The seasons and cycles of our planet are foreseeable; we understand this and plan accordingly. The same holds true for the cycles of our life. Times of abundance follow seasons of scarcity, seasons of pleasure follow times of discomfort. Christians that accept this reality plan for it and, in so doing, are prepared.
The same concept applies to spiritual warfare, and Scripture reveals this truth when believers study words carefully. Consider the Bible’s warning to Christians: “For we do not wrestle against flesh and blood” (Ephesians 6:12).
When one thinks of warfare, images of intense conflict fill the mind. There’s a starting point, a fight, and a conclusion – at which point the forces separate for a period. However, Scripture doesn’t use the word fight; it uses the word “wrestle” (πάλη / PAH-lay).
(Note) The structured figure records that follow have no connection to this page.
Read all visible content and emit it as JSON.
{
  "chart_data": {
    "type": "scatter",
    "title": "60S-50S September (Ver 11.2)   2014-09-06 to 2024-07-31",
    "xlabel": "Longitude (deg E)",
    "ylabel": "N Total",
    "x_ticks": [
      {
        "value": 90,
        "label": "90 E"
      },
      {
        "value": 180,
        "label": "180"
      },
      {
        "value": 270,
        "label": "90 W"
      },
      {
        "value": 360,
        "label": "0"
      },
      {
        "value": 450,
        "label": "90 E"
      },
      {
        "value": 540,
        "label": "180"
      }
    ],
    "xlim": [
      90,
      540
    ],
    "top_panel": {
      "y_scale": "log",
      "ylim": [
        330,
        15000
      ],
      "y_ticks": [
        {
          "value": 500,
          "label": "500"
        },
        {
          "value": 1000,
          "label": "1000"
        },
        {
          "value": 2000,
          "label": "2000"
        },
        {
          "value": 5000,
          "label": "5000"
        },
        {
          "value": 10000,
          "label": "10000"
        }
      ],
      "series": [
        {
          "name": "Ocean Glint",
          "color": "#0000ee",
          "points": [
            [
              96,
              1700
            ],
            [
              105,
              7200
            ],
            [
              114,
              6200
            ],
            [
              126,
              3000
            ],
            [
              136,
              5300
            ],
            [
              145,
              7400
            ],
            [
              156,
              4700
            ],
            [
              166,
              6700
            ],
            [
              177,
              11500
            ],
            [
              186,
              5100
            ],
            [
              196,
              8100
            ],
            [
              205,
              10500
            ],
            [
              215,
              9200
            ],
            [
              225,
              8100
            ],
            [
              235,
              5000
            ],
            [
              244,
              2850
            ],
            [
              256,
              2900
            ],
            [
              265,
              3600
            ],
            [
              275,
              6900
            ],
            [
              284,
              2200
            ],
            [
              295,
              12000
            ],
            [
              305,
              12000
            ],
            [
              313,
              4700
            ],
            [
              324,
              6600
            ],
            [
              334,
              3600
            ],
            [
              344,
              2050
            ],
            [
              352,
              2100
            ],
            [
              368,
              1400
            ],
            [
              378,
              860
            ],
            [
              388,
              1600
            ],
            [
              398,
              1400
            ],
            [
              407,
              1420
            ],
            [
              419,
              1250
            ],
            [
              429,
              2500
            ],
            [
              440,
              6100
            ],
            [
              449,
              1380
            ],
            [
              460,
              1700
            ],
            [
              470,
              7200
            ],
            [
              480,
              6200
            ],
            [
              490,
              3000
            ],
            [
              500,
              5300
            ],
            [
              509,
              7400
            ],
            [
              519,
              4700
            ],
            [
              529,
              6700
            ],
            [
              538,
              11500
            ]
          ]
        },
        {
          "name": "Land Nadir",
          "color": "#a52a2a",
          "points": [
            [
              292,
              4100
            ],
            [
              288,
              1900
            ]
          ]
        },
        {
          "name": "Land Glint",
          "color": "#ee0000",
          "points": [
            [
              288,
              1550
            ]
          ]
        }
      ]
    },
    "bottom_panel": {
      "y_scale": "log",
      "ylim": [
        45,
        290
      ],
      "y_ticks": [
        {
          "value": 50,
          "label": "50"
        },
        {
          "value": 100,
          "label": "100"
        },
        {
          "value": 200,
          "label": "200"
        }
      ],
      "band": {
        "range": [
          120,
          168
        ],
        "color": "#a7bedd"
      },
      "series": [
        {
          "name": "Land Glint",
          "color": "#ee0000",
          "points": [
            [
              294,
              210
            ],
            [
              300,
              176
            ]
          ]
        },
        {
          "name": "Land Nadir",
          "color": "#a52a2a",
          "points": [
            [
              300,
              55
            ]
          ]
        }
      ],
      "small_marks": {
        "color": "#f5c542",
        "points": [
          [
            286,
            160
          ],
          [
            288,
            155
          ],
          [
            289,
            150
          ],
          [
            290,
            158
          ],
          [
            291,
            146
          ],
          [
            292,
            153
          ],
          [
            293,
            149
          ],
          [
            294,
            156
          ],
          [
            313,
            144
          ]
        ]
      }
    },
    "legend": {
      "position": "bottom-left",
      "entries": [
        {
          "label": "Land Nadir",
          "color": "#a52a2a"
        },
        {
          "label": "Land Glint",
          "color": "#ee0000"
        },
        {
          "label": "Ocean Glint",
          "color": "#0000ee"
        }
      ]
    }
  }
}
Spiritual warfare resembles a wrestling match more than it does a boxing match. The opponents stay in contact during periods of intense maneuver, and during times of rest.
Wrestling matches aren’t a quick fight; they’re a prolonged struggle and an ongoing battle. Christians that understand the nature of this type of battle can plan their strategy accordingly.
Spiritual warfare is also cyclical; it comes and goes with the same degree of certainty as worldly seasons. The Bible gives an account of Satan tempting Jesus during His earthly ministry. Jesus prevailed (of course), but notice how the story ends:
The King James Bible tells us, “And when the devil had ended all the temptation, he departed from him for a season” (Luke 4:13, KJV). The New King James Bible tells us, “Now when the devil had ended every temptation, he departed from Him until an opportune time” (Luke 4:13, NKJV). Despite a small variation in words, the message is the same, and it’s important.
In biblical terms, a season reveals two immediate realities: it’s a finite, temporary span of time, and it will return in the future. It also tells us Satan will return at “an opportune time” … for him. Satan’s opportune time will always be the worst time for us.
Christians accepting this reality will plan accordingly, and not pity themselves. Assuredly, they will be stronger as a result of their efforts.